Task 2 was difficult and time-consuming, highlighting issues like being forced to remember information, a generic booking form, lack of system feedback, unvalidated inputs, and no confirmation after submission, leading to frustration and loss of trust.
Task 3 uncovered usability issues, including broken mobile layouts, inconsistent listings, duplicate entries, misleading filters, and disruptive ads, reducing trust and decision-making ease.
Referring back to the high-level usability issues from the heuristic analysis, I categorised and summarised these redesign opportunities which then guided my ideation:
Update homepage messaging and navigation to reflect value proposition clearly
Unify how users explore Tirol by streamlining area search tools
Ensure all areas are consistently named, visible and searchable
Use consistent visual patterns throughout the site
Ensure every listing includes comprehensive details (facilities, pricing, availability)
Make content digestible and avoid large text blocks
Optimise the mobile responsiveness
Eliminate dead-ends or empty listings and provide feedback with results don't exist
Enhance clarity, guidance and feedback in the booking form
After distilling these design opportunities from the usability test, I created low-fi sketches, then mid-fi wireframes of the core user journey from homepage → area overview → accommodation listing → booking.
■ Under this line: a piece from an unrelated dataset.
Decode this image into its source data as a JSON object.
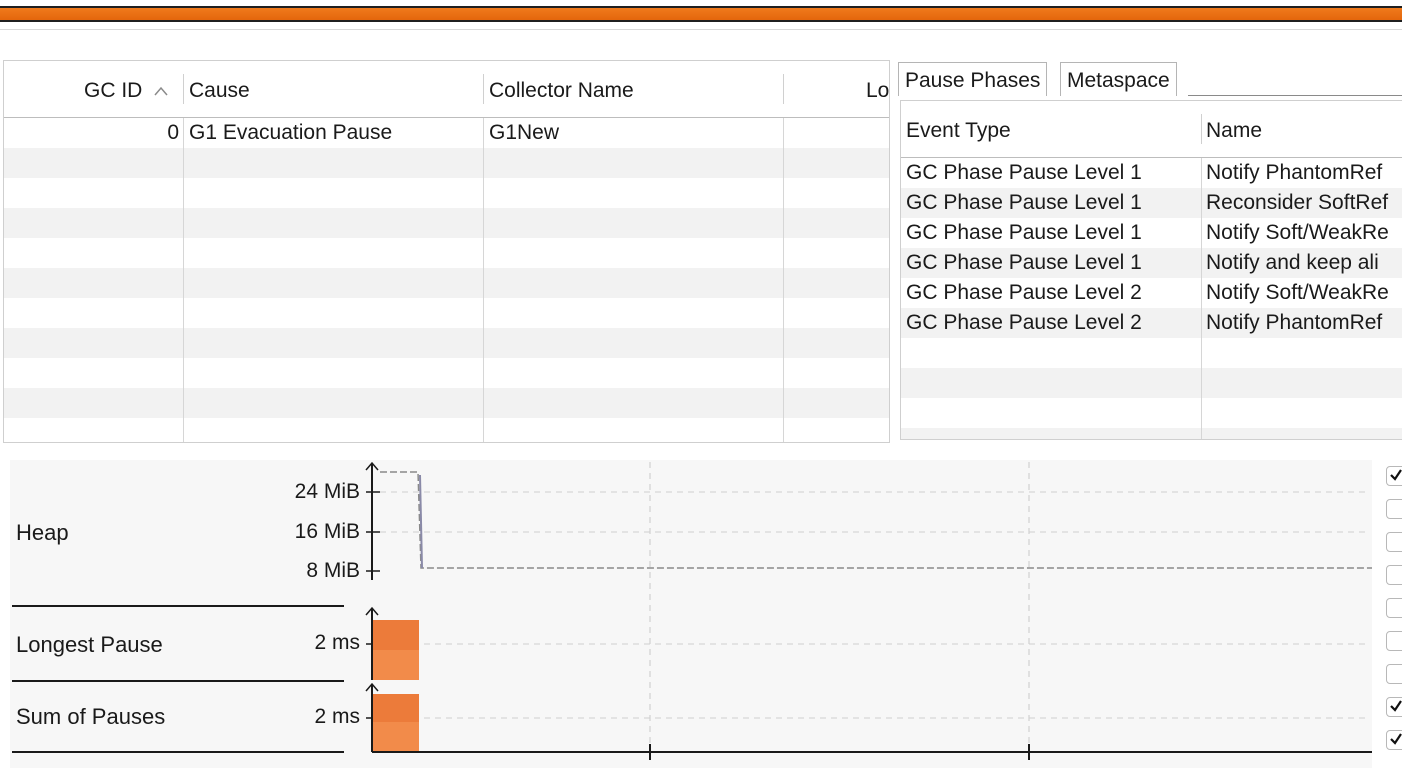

I ideated different ways to implement the improvements, and conducted a competitor analysis before finalising my solution for both desktop and mobile.
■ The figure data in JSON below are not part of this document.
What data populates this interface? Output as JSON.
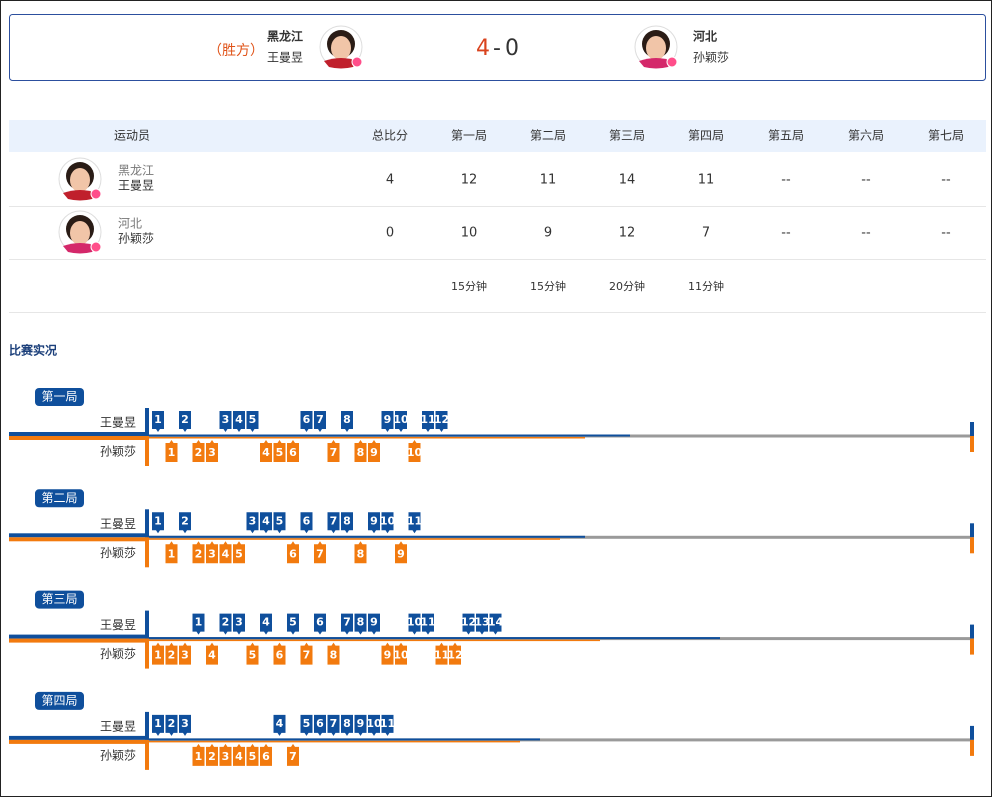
{
  "header": {
    "winner_tag": "（胜方）",
    "left": {
      "team": "黑龙江",
      "name": "王曼昱"
    },
    "score": {
      "left": 4,
      "sep": "-",
      "right": 0
    },
    "right": {
      "team": "河北",
      "name": "孙颖莎"
    }
  },
  "table": {
    "columns": [
      "运动员",
      "总比分",
      "第一局",
      "第二局",
      "第三局",
      "第四局",
      "第五局",
      "第六局",
      "第七局"
    ],
    "rows": [
      {
        "team": "黑龙江",
        "name": "王曼昱",
        "cells": [
          4,
          12,
          11,
          14,
          11,
          "--",
          "--",
          "--"
        ]
      },
      {
        "team": "河北",
        "name": "孙颖莎",
        "cells": [
          0,
          10,
          9,
          12,
          7,
          "--",
          "--",
          "--"
        ]
      }
    ],
    "durations": [
      "15分钟",
      "15分钟",
      "20分钟",
      "11分钟"
    ]
  },
  "live": {
    "title": "比赛实况",
    "games": [
      {
        "label": "第一局",
        "top": "王曼昱",
        "bottom": "孙颖莎",
        "rallies": [
          [
            1,
            null
          ],
          [
            null,
            1
          ],
          [
            2,
            null
          ],
          [
            null,
            2
          ],
          [
            null,
            3
          ],
          [
            3,
            null
          ],
          [
            4,
            null
          ],
          [
            5,
            null
          ],
          [
            null,
            4
          ],
          [
            null,
            5
          ],
          [
            null,
            6
          ],
          [
            6,
            null
          ],
          [
            7,
            null
          ],
          [
            null,
            7
          ],
          [
            8,
            null
          ],
          [
            null,
            8
          ],
          [
            null,
            9
          ],
          [
            9,
            null
          ],
          [
            10,
            null
          ],
          [
            null,
            10
          ],
          [
            11,
            null
          ],
          [
            12,
            null
          ]
        ]
      },
      {
        "label": "第二局",
        "top": "王曼昱",
        "bottom": "孙颖莎",
        "rallies": [
          [
            1,
            null
          ],
          [
            null,
            1
          ],
          [
            2,
            null
          ],
          [
            null,
            2
          ],
          [
            null,
            3
          ],
          [
            null,
            4
          ],
          [
            null,
            5
          ],
          [
            3,
            null
          ],
          [
            4,
            null
          ],
          [
            5,
            null
          ],
          [
            null,
            6
          ],
          [
            6,
            null
          ],
          [
            null,
            7
          ],
          [
            7,
            null
          ],
          [
            8,
            null
          ],
          [
            null,
            8
          ],
          [
            9,
            null
          ],
          [
            10,
            null
          ],
          [
            null,
            9
          ],
          [
            11,
            null
          ]
        ]
      },
      {
        "label": "第三局",
        "top": "王曼昱",
        "bottom": "孙颖莎",
        "rallies": [
          [
            null,
            1
          ],
          [
            null,
            2
          ],
          [
            null,
            3
          ],
          [
            1,
            null
          ],
          [
            null,
            4
          ],
          [
            2,
            null
          ],
          [
            3,
            null
          ],
          [
            null,
            5
          ],
          [
            4,
            null
          ],
          [
            null,
            6
          ],
          [
            5,
            null
          ],
          [
            null,
            7
          ],
          [
            6,
            null
          ],
          [
            null,
            8
          ],
          [
            7,
            null
          ],
          [
            8,
            null
          ],
          [
            9,
            null
          ],
          [
            null,
            9
          ],
          [
            null,
            10
          ],
          [
            10,
            null
          ],
          [
            11,
            null
          ],
          [
            null,
            11
          ],
          [
            null,
            12
          ],
          [
            12,
            null
          ],
          [
            13,
            null
          ],
          [
            14,
            null
          ]
        ]
      },
      {
        "label": "第四局",
        "top": "王曼昱",
        "bottom": "孙颖莎",
        "rallies": [
          [
            1,
            null
          ],
          [
            2,
            null
          ],
          [
            3,
            null
          ],
          [
            null,
            1
          ],
          [
            null,
            2
          ],
          [
            null,
            3
          ],
          [
            null,
            4
          ],
          [
            null,
            5
          ],
          [
            null,
            6
          ],
          [
            4,
            null
          ],
          [
            null,
            7
          ],
          [
            5,
            null
          ],
          [
            6,
            null
          ],
          [
            7,
            null
          ],
          [
            8,
            null
          ],
          [
            9,
            null
          ],
          [
            10,
            null
          ],
          [
            11,
            null
          ]
        ]
      }
    ]
  }
}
I created a style guide and responsive component library to ensure consistency and accessibility obeying WCAG AA (4.5:1 text, 3:1 UI elements):
I used red as primary to align with Austria’s national colours, and evoke excitement, while careful to avoid visual overload. Secondary blues and greens evoke calmness, reliability and nature. State colours were chosen carefully to maintain semantic clarity while distinct from brand colours.
I applied Dela Gothic One for display text to add a bold, adventurous outdoor vibe, paired with Montserrat for headings and body for readability and friendly, open, landscape-like letterforms. Font sizes and line heights comply with Material Design 3 standards.
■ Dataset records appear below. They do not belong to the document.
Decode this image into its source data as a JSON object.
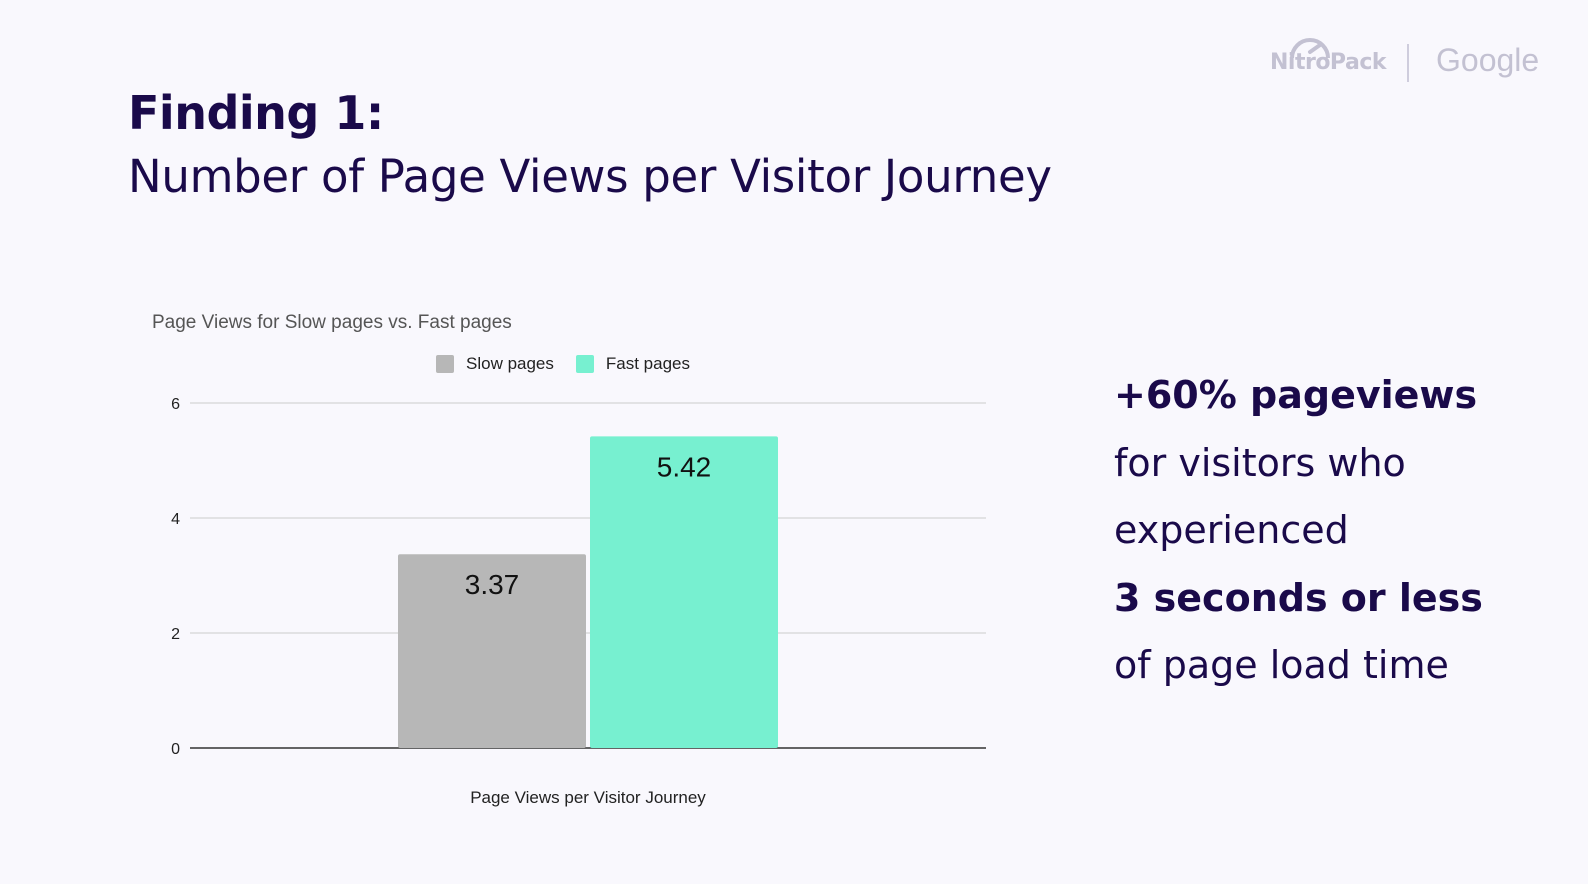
{
  "header": {
    "finding": "Finding 1:",
    "title": "Number of Page Views per Visitor Journey"
  },
  "logos": {
    "left": "NitroPack",
    "right": "Google"
  },
  "chart_data": {
    "type": "bar",
    "title": "Page Views for Slow pages vs. Fast pages",
    "categories": [
      "Page Views per Visitor Journey"
    ],
    "xlabel": "Page Views per Visitor Journey",
    "ylabel": "",
    "ylim": [
      0,
      6
    ],
    "yticks": [
      0,
      2,
      4,
      6
    ],
    "grid": true,
    "legend_position": "top",
    "series": [
      {
        "name": "Slow pages",
        "values": [
          3.37
        ],
        "color": "#b7b7b7",
        "label": "3.37"
      },
      {
        "name": "Fast pages",
        "values": [
          5.42
        ],
        "color": "#77f0d0",
        "label": "5.42"
      }
    ]
  },
  "callout": {
    "lines": [
      {
        "text": "+60% pageviews",
        "bold": true
      },
      {
        "text": "for visitors who",
        "bold": false
      },
      {
        "text": "experienced",
        "bold": false
      },
      {
        "text": "3 seconds or less",
        "bold": true
      },
      {
        "text": "of page load time",
        "bold": false
      }
    ]
  }
}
I established a cohesive icon system with sizing guidelines, ensuring a minimum 24px for accessibility and clickability.
I defined component rules for buttons, text fields, and selectors (default, hover, selected, disabled), using variants and appearance properties to maintain consistency. Padding and sizing rules are based on font size for scalability and responsiveness.
I incorporated overlays, subtle animations, and interactive feedback to guide users without being intrusive, improving usability and navigation.
My proposal for optimising the Tourismus Tirol tackles key user pain points through clearer navigation, mobile-friendly layouts, and consistent, digestible content. It streamlines browsing and booking while providing helpful feedback. This aims to not only build trust and reduce user effort, but also reduce bounce, and boost satisfaction and turnover for Tourismus Tirol. This case study shows how a thoughtful user-centred approach can transform a product to better benefit both user and business.
Given more time, I would conduct another round of usability testing with the interactive high-fidelity prototype, to validate design changes and assess the functional experience as a whole. Despite this, this project has honed my skills in UX strategy, building repsonsive WCAG-compliant design systems, while also refining my ability to balance business goals with user needs.